This week we had the Design Presentation and began working on our Design Report. We received feedback from the presentation mainly regarding our design choice to use an LSTM with MediaPipe, where our advisor was a little wary about how well this would work. After discussing it as a group and doing some more research, we are confident that our choice will fit the use-case.
Currently, the most significant risks that could jeopardize the success of our project are semester time constraints. Given that the design review and midterms have taken a lot of time over the past few weeks, and that spring break is coming up, we have not had a lot of time to work on our actual implementation. This is especially concerning given the amount of time it generally takes to train an ML model and the amount of data we need to both create and process. To manage this, we will prioritize training the model based on our neural network groupings, where the networks with less signs will hopefully be quicker to train. Additionally, we will have more frequent group meetings and internal deadlines, so that we can meet all the milestones in the remaining time we have. As for contingency plans, if training the model takes too long we will cut down the number of signs we are including in the platform for quicker training while still maintaining the usefulness of the signs provided to the users.

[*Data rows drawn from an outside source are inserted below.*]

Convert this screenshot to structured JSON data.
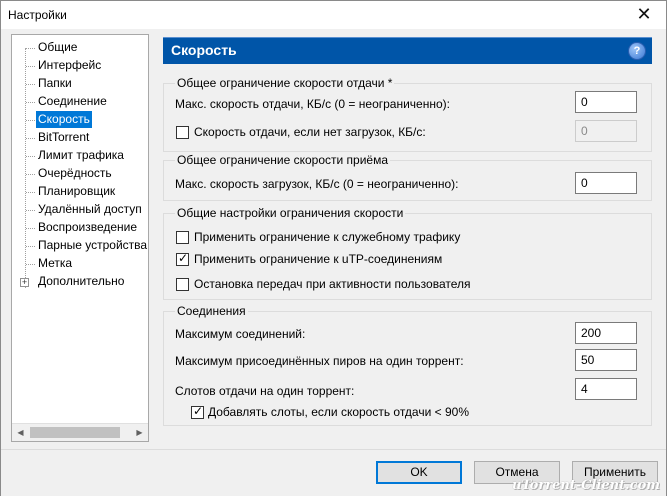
{
  "window": {
    "title": "Настройки",
    "close_glyph": "✕"
  },
  "tree": {
    "items": [
      {
        "label": "Общие"
      },
      {
        "label": "Интерфейс"
      },
      {
        "label": "Папки"
      },
      {
        "label": "Соединение"
      },
      {
        "label": "Скорость",
        "selected": true
      },
      {
        "label": "BitTorrent"
      },
      {
        "label": "Лимит трафика"
      },
      {
        "label": "Очерёдность"
      },
      {
        "label": "Планировщик"
      },
      {
        "label": "Удалённый доступ"
      },
      {
        "label": "Воспроизведение"
      },
      {
        "label": "Парные устройства"
      },
      {
        "label": "Метка"
      },
      {
        "label": "Дополнительно",
        "expandable": true
      }
    ],
    "expander_glyph": "+",
    "scroll_left": "◀",
    "scroll_right": "▶"
  },
  "panel": {
    "title": "Скорость",
    "help_glyph": "?"
  },
  "upload": {
    "title": "Общее ограничение скорости отдачи *",
    "max_label": "Макс. скорость отдачи, КБ/с (0 = неограниченно):",
    "max_value": "0",
    "no_dl_label": "Скорость отдачи, если нет загрузок, КБ/с:",
    "no_dl_checked": false,
    "no_dl_value": "0"
  },
  "download": {
    "title": "Общее ограничение скорости приёма",
    "max_label": "Макс. скорость загрузок, КБ/с (0 = неограниченно):",
    "max_value": "0"
  },
  "general": {
    "title": "Общие настройки ограничения скорости",
    "overhead_label": "Применить ограничение к служебному трафику",
    "overhead_checked": false,
    "utp_label": "Применить ограничение к uTP-соединениям",
    "utp_checked": true,
    "stop_label": "Остановка передач при активности пользователя",
    "stop_checked": false
  },
  "connections": {
    "title": "Соединения",
    "max_conn_label": "Максимум соединений:",
    "max_conn_value": "200",
    "max_peers_label": "Максимум присоединённых пиров на один торрент:",
    "max_peers_value": "50",
    "slots_label": "Слотов отдачи на один торрент:",
    "slots_value": "4",
    "extra_slots_label": "Добавлять слоты, если скорость отдачи < 90%",
    "extra_slots_checked": true
  },
  "buttons": {
    "ok": "OK",
    "cancel": "Отмена",
    "apply": "Применить"
  },
  "watermark": "uTorrent-Client.com",
  "colors": {
    "header": "#0055a8",
    "selection": "#0078d7"
  }
}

In terms of changes to the existing design, we realized that utilizing hand landmarks and face landmarks presented some compatibility problems and too much complexity given our current expertise and remaining time. Thus, we removed all signs that involved contact with the face/head and replaced them with other signs (that still involve motion). Because this change was made during our design phase, there are no real costs associated with this change as our chosen signs are still in our chosen datasets and maintain the same level of communicativeness for the user.
Our schedule is mostly the same as before but we plan to make testing data for the model in weeks after spring break and also internally, we plan to devote more effort to training the model.